Ангел повернулся к Кроули.
— Право же, дорогой мой… — проворчал он.
— Извини, — сказал Кроули. — Забылся.
Сердитая утка вынырнула на поверхность.
— Безусловно, что-то назревало, — продолжал Азирафаэль. — Но отчего-то думалось, что это должно случиться в Америке. Там любят подобные истории.
— Может, и до Америки доберется, — угрюмо сказал Кроули. Его задумчивый взгляд пробежал по парку и остановился на «Бентли», к заднему колесу которого старательно прилаживали штрафной блокиратор.
— Ах да. Американский дипломат, — кивнул ангел. — Эффектный прием, что и говорить. Сделать из Армагеддона эдакий модный блокбастер и продать его во все возможные страны.
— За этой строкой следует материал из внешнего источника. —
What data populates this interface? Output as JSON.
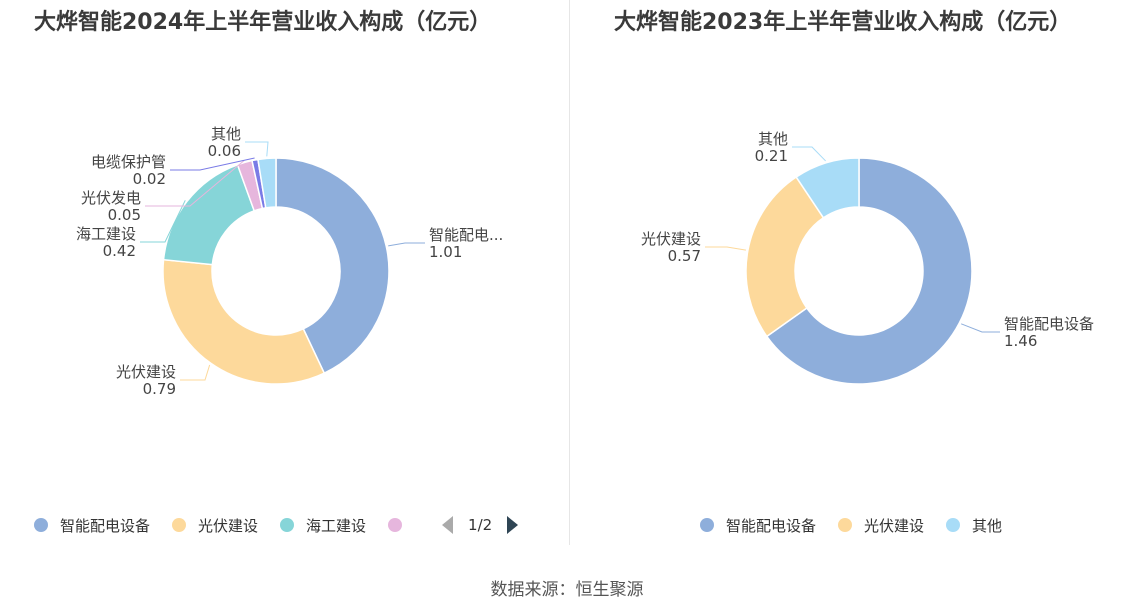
{
  "colors": {
    "智能配电设备": "#8eaedb",
    "光伏建设": "#fdd99b",
    "海工建设": "#86d5d8",
    "光伏发电": "#e6b6dd",
    "电缆保护管": "#7a7be6",
    "其他": "#a8dcf7"
  },
  "chart_data": [
    {
      "type": "pie",
      "title": "大烨智能2024年上半年营业收入构成（亿元）",
      "donut": true,
      "slices": [
        {
          "name": "智能配电设备",
          "label": "智能配电...",
          "value": 1.01,
          "value_text": "1.01"
        },
        {
          "name": "光伏建设",
          "label": "光伏建设",
          "value": 0.79,
          "value_text": "0.79"
        },
        {
          "name": "海工建设",
          "label": "海工建设",
          "value": 0.42,
          "value_text": "0.42"
        },
        {
          "name": "光伏发电",
          "label": "光伏发电",
          "value": 0.05,
          "value_text": "0.05"
        },
        {
          "name": "电缆保护管",
          "label": "电缆保护管",
          "value": 0.02,
          "value_text": "0.02"
        },
        {
          "name": "其他",
          "label": "其他",
          "value": 0.06,
          "value_text": "0.06"
        }
      ],
      "legend": {
        "position": "bottom",
        "visible_items": [
          "智能配电设备",
          "光伏建设",
          "海工建设",
          "光伏发电"
        ],
        "page": "1/2"
      }
    },
    {
      "type": "pie",
      "title": "大烨智能2023年上半年营业收入构成（亿元）",
      "donut": true,
      "slices": [
        {
          "name": "智能配电设备",
          "label": "智能配电设备",
          "value": 1.46,
          "value_text": "1.46"
        },
        {
          "name": "光伏建设",
          "label": "光伏建设",
          "value": 0.57,
          "value_text": "0.57"
        },
        {
          "name": "其他",
          "label": "其他",
          "value": 0.21,
          "value_text": "0.21"
        }
      ],
      "legend": {
        "position": "bottom",
        "visible_items": [
          "智能配电设备",
          "光伏建设",
          "其他"
        ]
      }
    }
  ],
  "legend_left": [
    {
      "name": "智能配电设备",
      "text": "智能配电设备"
    },
    {
      "name": "光伏建设",
      "text": "光伏建设"
    },
    {
      "name": "海工建设",
      "text": "海工建设"
    },
    {
      "name": "光伏发电",
      "text": ""
    }
  ],
  "legend_right": [
    {
      "name": "智能配电设备",
      "text": "智能配电设备"
    },
    {
      "name": "光伏建设",
      "text": "光伏建设"
    },
    {
      "name": "其他",
      "text": "其他"
    }
  ],
  "pager_text": "1/2",
  "source": "数据来源：恒生聚源"
}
— Во все страны, — уточнил Кроули. — Все царства мира.
Азирафаэль высыпал остатки крошек уткам и выкинул в урну пустой бумажный пакет. Утки оценили ситуацию и живо отправились клянчить корм у болгарского морского атташе и его спутника, вороватого вида мужчины в кембриджском галстуке.
Азирафаэль обернулся и прямо взглянул на Кроули.
— Мы выиграем, конечно, — сказал он.
— Но ты этого не хочешь, — ответил демон.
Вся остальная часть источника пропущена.